Draped Casket: The flag is laid over the casket.

Draped Casket (Circa 1985)
Here, a US Navy Ceremonial Guard Carry Team escort the remains of a fallen shipmate in a transfer case.
Trasnfer cases are now banded underneath the flag and the flag is then folded and tucked into the band on all four sides.

Dressed Casket: The flag is “dressed” (folded up) at each end.

Fully Dressed Casket (Both Ends)
Here, the last two guards for Casket Watch dressed the flag and are now rotating the casket to escort it out of the chapel to the awaiting pallbearers.

Banded Casket: A Casket band is around the flag holding it to the casket.

Banded Casket
Here, firefighters train to place the casket on the hose bed of an antique fire truck.
Draped casket
Circa 1960-1975 copyright Carnegie Museum of Art, Charles “Teenie” Harris Archive

When and Why

Pallbearers transporting a fully draped casket

Carrying a draped casket. There is no reason that a team of pallbearers cannot carry a casket with the flag draped. It’s just a technique the team can use. However, the team must also have a planned technique for ensuring the flag does not get caught under the casket when loading and unloading the casket from the coach, caisson, apparatus, or mockup. I wish I had pictures of my time with USAF Base Honor Guards, but we didn’t take pictures that much back then. At the mockup, the four pallbearers at each end would take their outside hand along the edge of the flag, run it out to the corner and lift the corner holding it out from the casket to prevent setting the casket down on the flag. The casket would be lowered and the Tabletop sequence would then commence. However, dressing the flag from the start eliminates any possible issues.

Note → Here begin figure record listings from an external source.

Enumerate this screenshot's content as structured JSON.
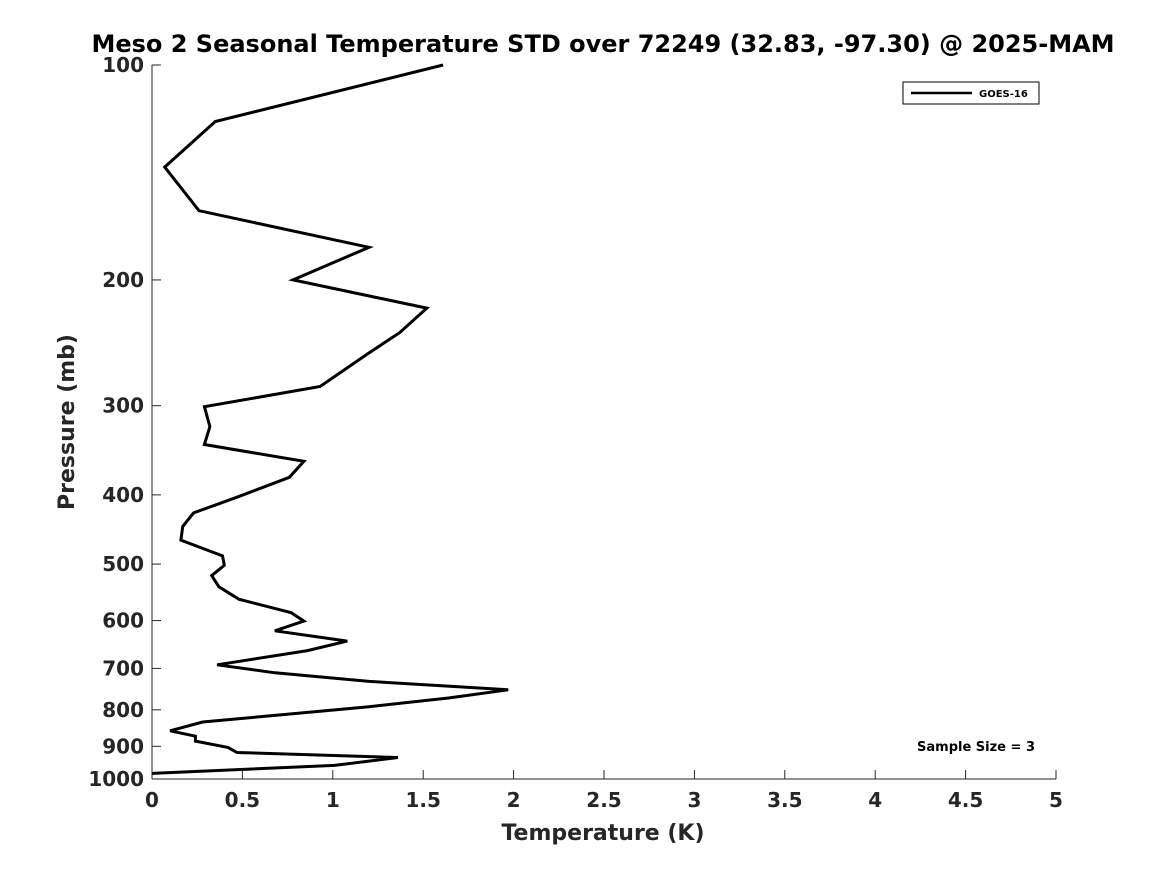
{
  "chart_data": {
    "type": "line",
    "title": "Meso 2 Seasonal Temperature STD over 72249 (32.83, -97.30) @ 2025-MAM",
    "xlabel": "Temperature (K)",
    "ylabel": "Pressure (mb)",
    "xlim": [
      0,
      5
    ],
    "ylim": [
      1000,
      100
    ],
    "y_scale": "log",
    "x_ticks": [
      0,
      0.5,
      1,
      1.5,
      2,
      2.5,
      3,
      3.5,
      4,
      4.5,
      5
    ],
    "x_tick_labels": [
      "0",
      "0.5",
      "1",
      "1.5",
      "2",
      "2.5",
      "3",
      "3.5",
      "4",
      "4.5",
      "5"
    ],
    "y_ticks": [
      100,
      200,
      300,
      400,
      500,
      600,
      700,
      800,
      900,
      1000
    ],
    "y_tick_labels": [
      "100",
      "200",
      "300",
      "400",
      "500",
      "600",
      "700",
      "800",
      "900",
      "1000"
    ],
    "legend": {
      "position": "top-right",
      "entries": [
        "GOES-16"
      ]
    },
    "annotation": "Sample Size = 3",
    "series": [
      {
        "name": "GOES-16",
        "color": "#000000",
        "points": [
          [
            1.61,
            100
          ],
          [
            0.35,
            120
          ],
          [
            0.07,
            139
          ],
          [
            0.26,
            160
          ],
          [
            1.2,
            180
          ],
          [
            0.78,
            200
          ],
          [
            1.52,
            219
          ],
          [
            1.37,
            237
          ],
          [
            1.19,
            254
          ],
          [
            0.93,
            282
          ],
          [
            0.29,
            301
          ],
          [
            0.32,
            321
          ],
          [
            0.29,
            340
          ],
          [
            0.84,
            359
          ],
          [
            0.76,
            378
          ],
          [
            0.47,
            403
          ],
          [
            0.23,
            424
          ],
          [
            0.17,
            443
          ],
          [
            0.16,
            463
          ],
          [
            0.39,
            487
          ],
          [
            0.4,
            502
          ],
          [
            0.33,
            519
          ],
          [
            0.37,
            538
          ],
          [
            0.48,
            560
          ],
          [
            0.77,
            585
          ],
          [
            0.84,
            601
          ],
          [
            0.68,
            620
          ],
          [
            1.08,
            641
          ],
          [
            0.86,
            661
          ],
          [
            0.36,
            692
          ],
          [
            0.68,
            710
          ],
          [
            1.2,
            730
          ],
          [
            1.97,
            750
          ],
          [
            1.64,
            770
          ],
          [
            1.2,
            792
          ],
          [
            0.74,
            812
          ],
          [
            0.28,
            832
          ],
          [
            0.1,
            856
          ],
          [
            0.24,
            871
          ],
          [
            0.24,
            885
          ],
          [
            0.42,
            903
          ],
          [
            0.47,
            918
          ],
          [
            1.36,
            933
          ],
          [
            1.01,
            957
          ],
          [
            0.0,
            982
          ]
        ]
      }
    ]
  }
}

Training: Holding the corners of the flag before setting down the casket

See also, All About the Flag on the Casket.

President GWB’s draped casket

Dressing the Flag

Here, the lead pallbearer uses an Air Force technique to dress the flag before the pallbearers approach

This technique can eliminate the guesswork ensuring the the flag is secure and not in danger of being caught on anything.

Depending on the military service, there are different times to dress the flag. For United States Certified Ceremonial Guardsmen, the times are: right after the completion of Formal Casket Watch, as pictured above, and upon the pallbearers lifting the casket from the bier or pulling it out of the coach.

Fully dressed flag
This occurs immediately after the pallbearers have the casket out of the coach and Push-Pull has moved from the head to secure his corner

Banding the Flag

This is an “Always” situation since the casket on a fire truck hose bed must have the flag secured. It is not mandatory in other situations, although there are times it may be preferable. Place the band and tuck the flag prior to final transport. Dress the flag before each transport and then drape it when the casket initially rests at each point of the funeral or at the last stop, the grave site.

Context is always necessary. Flags have a casket band in Arlington and other national cemeteries due to the casket traveling on a caisson. A banded casket being carried can be due to constant transfer from one mode of transportation to another (caisson, aircraft, coach). A casket being placed outside and left unattended probably should have the flag banded so that a sudden wind gust does not create an extremely embarrassing moment.

Banded due to transport and being set down outside
Armed Forces body bearers carry President Gerald R. Ford into the the Gerald R. Ford Presidential Library and Museum during the funeral service Jan. 2 in Grand Rapids, Mich.

Or, movement on a flight line can require a band.

Priesdent Reagan’s casket

Other Techniques

There aren’t any.

Please do not roll

The Takeaway

United Stated Certified Ceremonial Guardsmen have their standards outlined in The Honor Guard Manual and each military service honor guard has theirs. While we can see that there are times when pallbearers should use a certain technique, there isn’t a right or wrong way for dressing, draping, or banding (except where noted).